Терять несколько светлых часов, которые я мог бы провести в дороге, мне совсем не хотелось, и без того в город N., где ждали меня неотложные служебные дела, я мог рассчитывать попасть только завтра к вечеру. К тому же я подозревал, что говорливый трактирщик нарочно запугивает меня, чтобы получить свой процент от владельца гостиницы, располагавшейся напротив.
— Скромность сельского жилья меня отнюдь не смущает. Ведь какая-то постель там найдется, а впрочем, одну ночь можно провести и на голых досках — была бы крыша над головой!
— Ох, сударь, — покачал головой доброхот, — вы еще не знаете, кто такая старая Анна. Ведьма, натуральная ведьма, честью клянусь, и это вовсе не поэтическое преувеличение! Всю округу пользует она своими отварами и настоями — и добро бы только от болезней! Нет, сударь, случается, даже и из нашего города ездят к ней за приворотными и отворотными зельями, со страхом, надо заметить, ездят, поскольку характер у старой Анны скверный, а неприятности она способна доставить преизрядные. Понимаете ли: не так чтобы по сельской простоте корова сдохла или, скажем, дом сгорел, а вся, буквально вся жизнь человеческая может стать одной сплошной цепью горестей и разочарований, и все по вине этой чертовой лекарки. Говорили, что местный патер осудил как-то прилюдно ее деяния — и что же? Буквально в тот же день к вечеру случилось у него воспаление поясничных ганглий, так что бедолага уже и разогнуться не мог, соседские свиньи сломали ограду и уничтожили весь его огород, любимый племянник запил и бросил почтенное ремесло ювелира, увязавшись за какой-то циркачкой из бродячей труппы, из церкви необъяснимым образом исчезло старинное серебряное распятие, а в довершение всех бед у несчастного патера пропал голос, так что он и оправдаться-то перед епископом не мог. И все это из-за пары слов, сказанных, замечу, во вполне справедливом гневе! Да что там патер! Собственного сына она, говорят, прокляла за то, что тот женился против ее воли. Так верите ли, сударь, не прошло и полугода, как он утонул, вытаскивая ведро из собственного колодца. А его жену со дня похорон никто больше и не видел — должно быть, тоже погубила колдунья…

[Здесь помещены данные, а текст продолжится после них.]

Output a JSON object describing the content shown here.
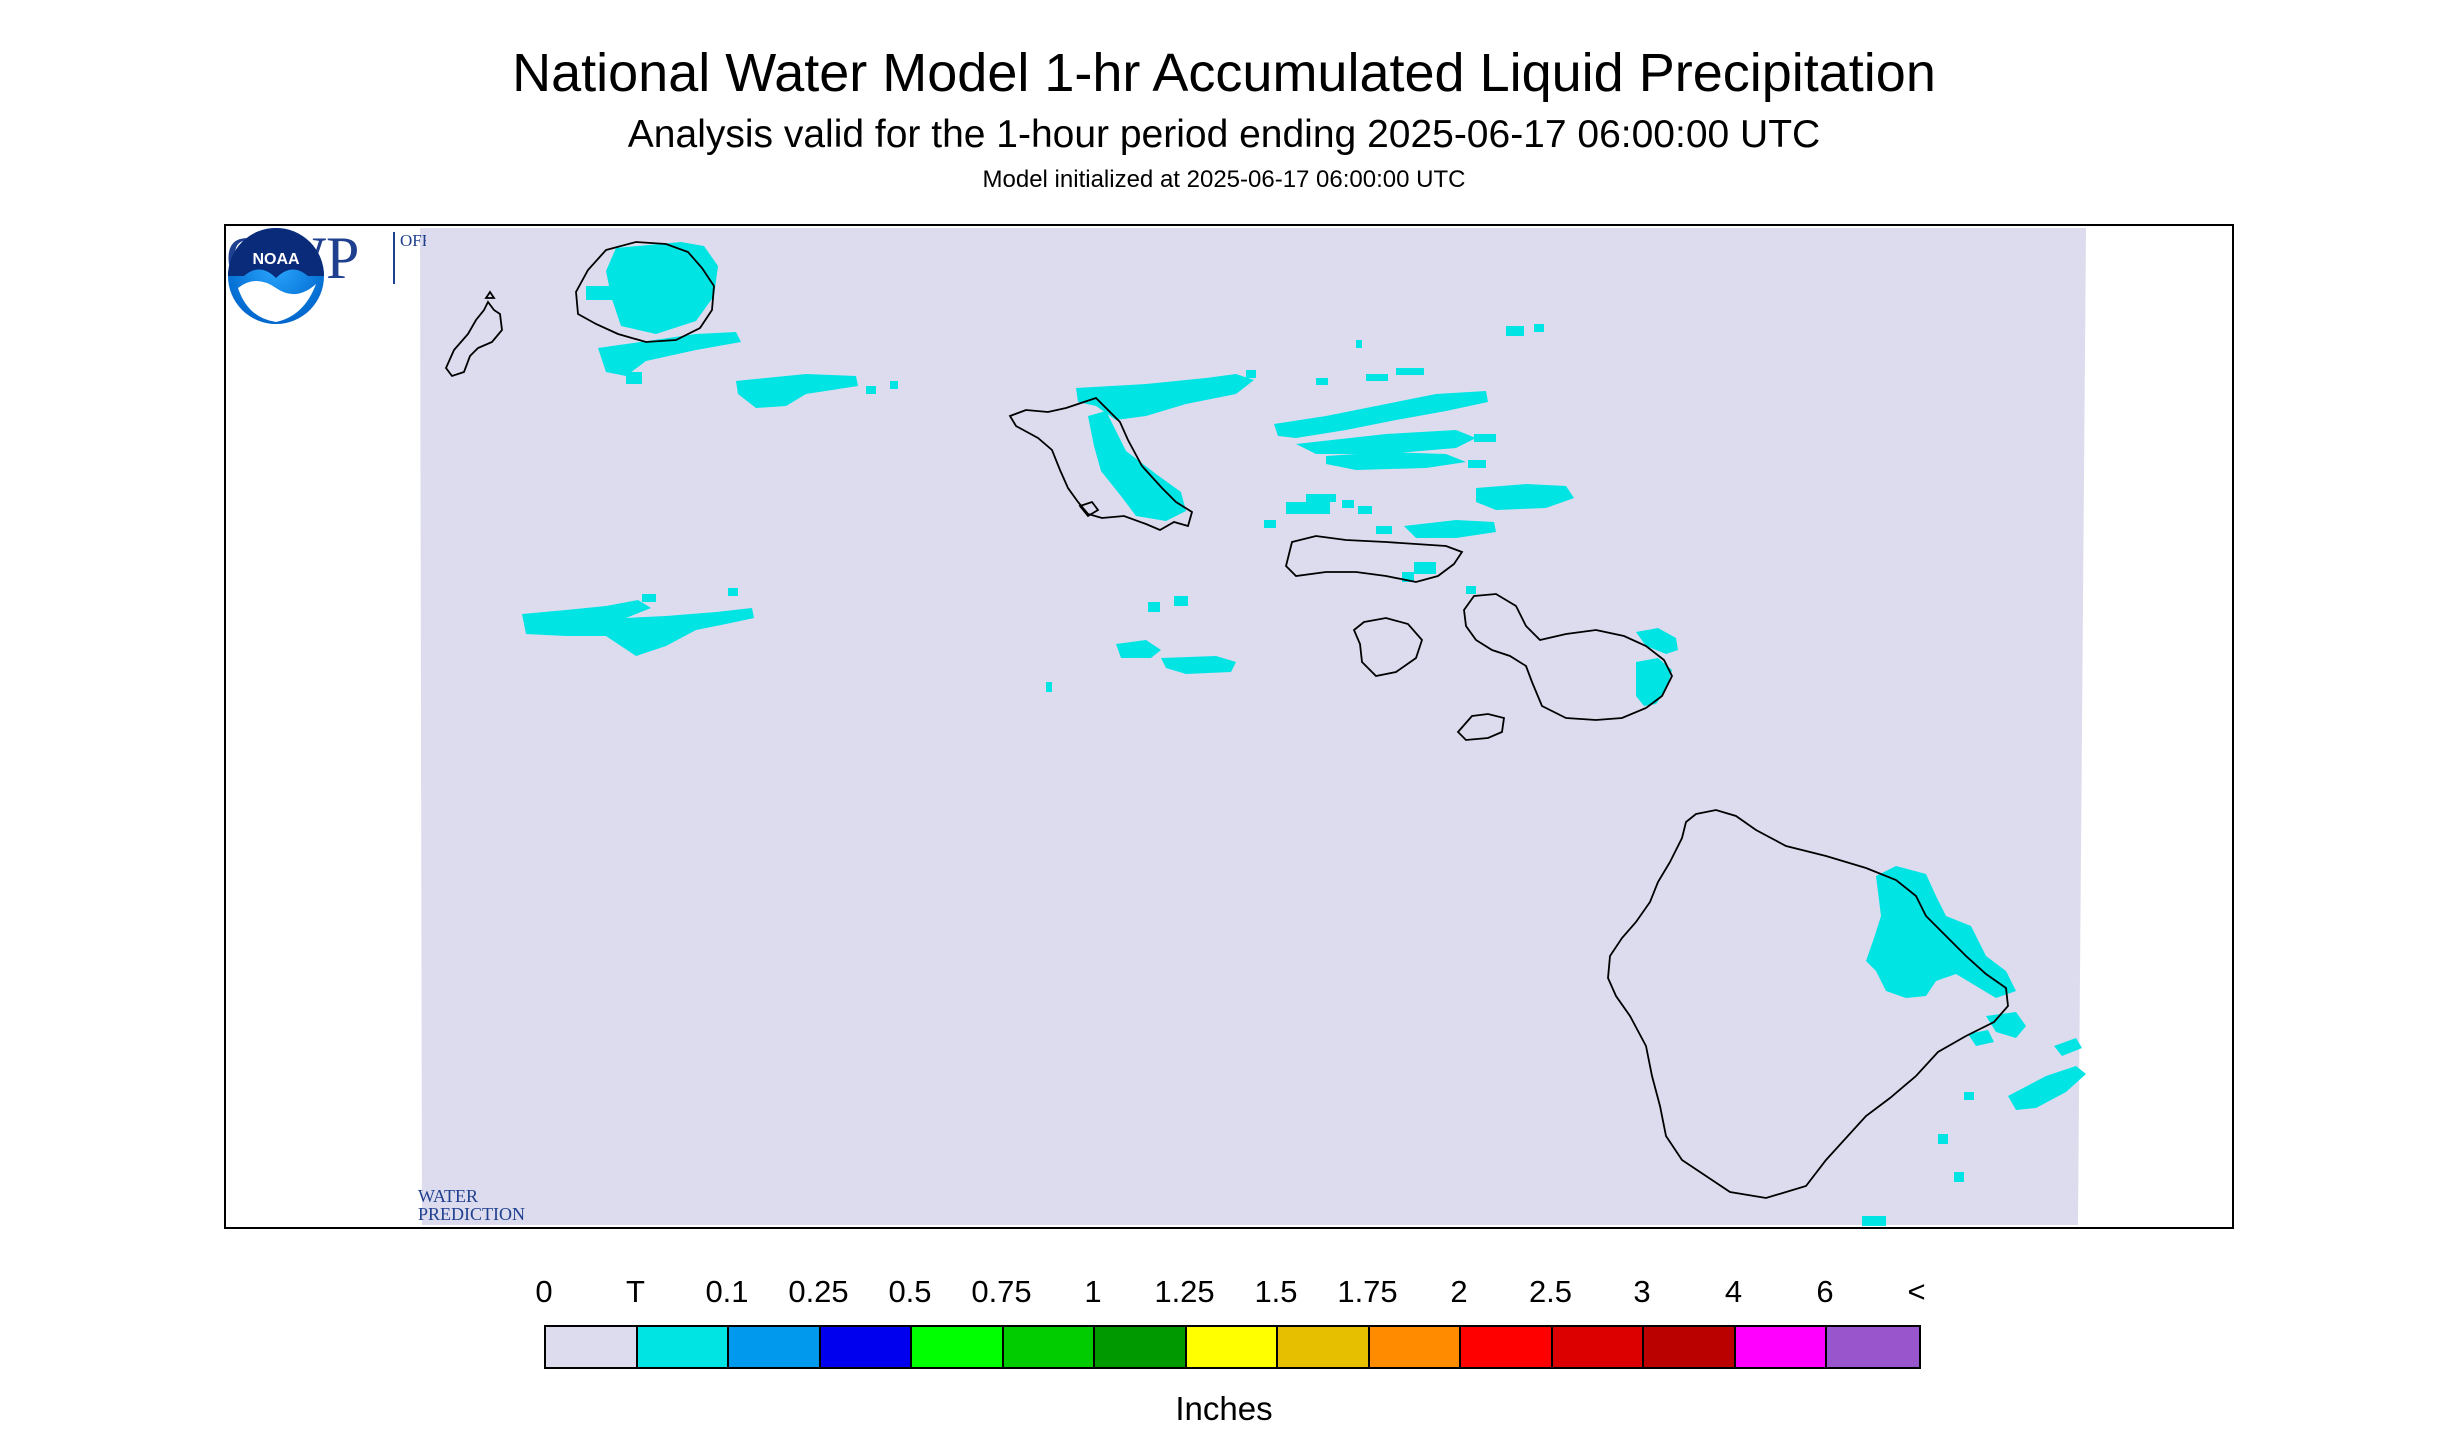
{
  "header": {
    "title": "National Water Model 1-hr Accumulated Liquid Precipitation",
    "subtitle": "Analysis valid for the 1-hour period ending 2025-06-17 06:00:00 UTC",
    "init": "Model initialized at 2025-06-17 06:00:00 UTC"
  },
  "map": {
    "background_color": "#dcdcee",
    "precip_color": "#00e4e4",
    "coast_color": "#000000"
  },
  "logos": {
    "owp_letters": "OWP",
    "owp_line1": "OFFICE OF",
    "owp_line2": "WATER",
    "owp_line3": "PREDICTION",
    "owp_color": "#1f3f8f",
    "noaa_text": "NOAA"
  },
  "legend": {
    "labels": [
      "0",
      "T",
      "0.1",
      "0.25",
      "0.5",
      "0.75",
      "1",
      "1.25",
      "1.5",
      "1.75",
      "2",
      "2.5",
      "3",
      "4",
      "6",
      "<"
    ],
    "colors": [
      "#dcdcee",
      "#00e4e4",
      "#0099ee",
      "#0000ee",
      "#00ff00",
      "#00cc00",
      "#009900",
      "#ffff00",
      "#e6c000",
      "#ff8c00",
      "#ff0000",
      "#dd0000",
      "#bb0000",
      "#ff00ff",
      "#9955cc"
    ],
    "units": "Inches"
  }
}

Словоохотливость собеседника уже начала меня утомлять, к тому же пора было трогаться в путь, поэтому я заметил:
— Ничего, я человек спокойный и выдержанный, уж как-нибудь мы с этой старухой поладим! — после чего вежливо распрощался, расплатился за обед и устремился к выходу из трактира.
Солнце клонилось к закату, копыта моего успевшего отдохнуть коня весело вздымали дорожную пыль.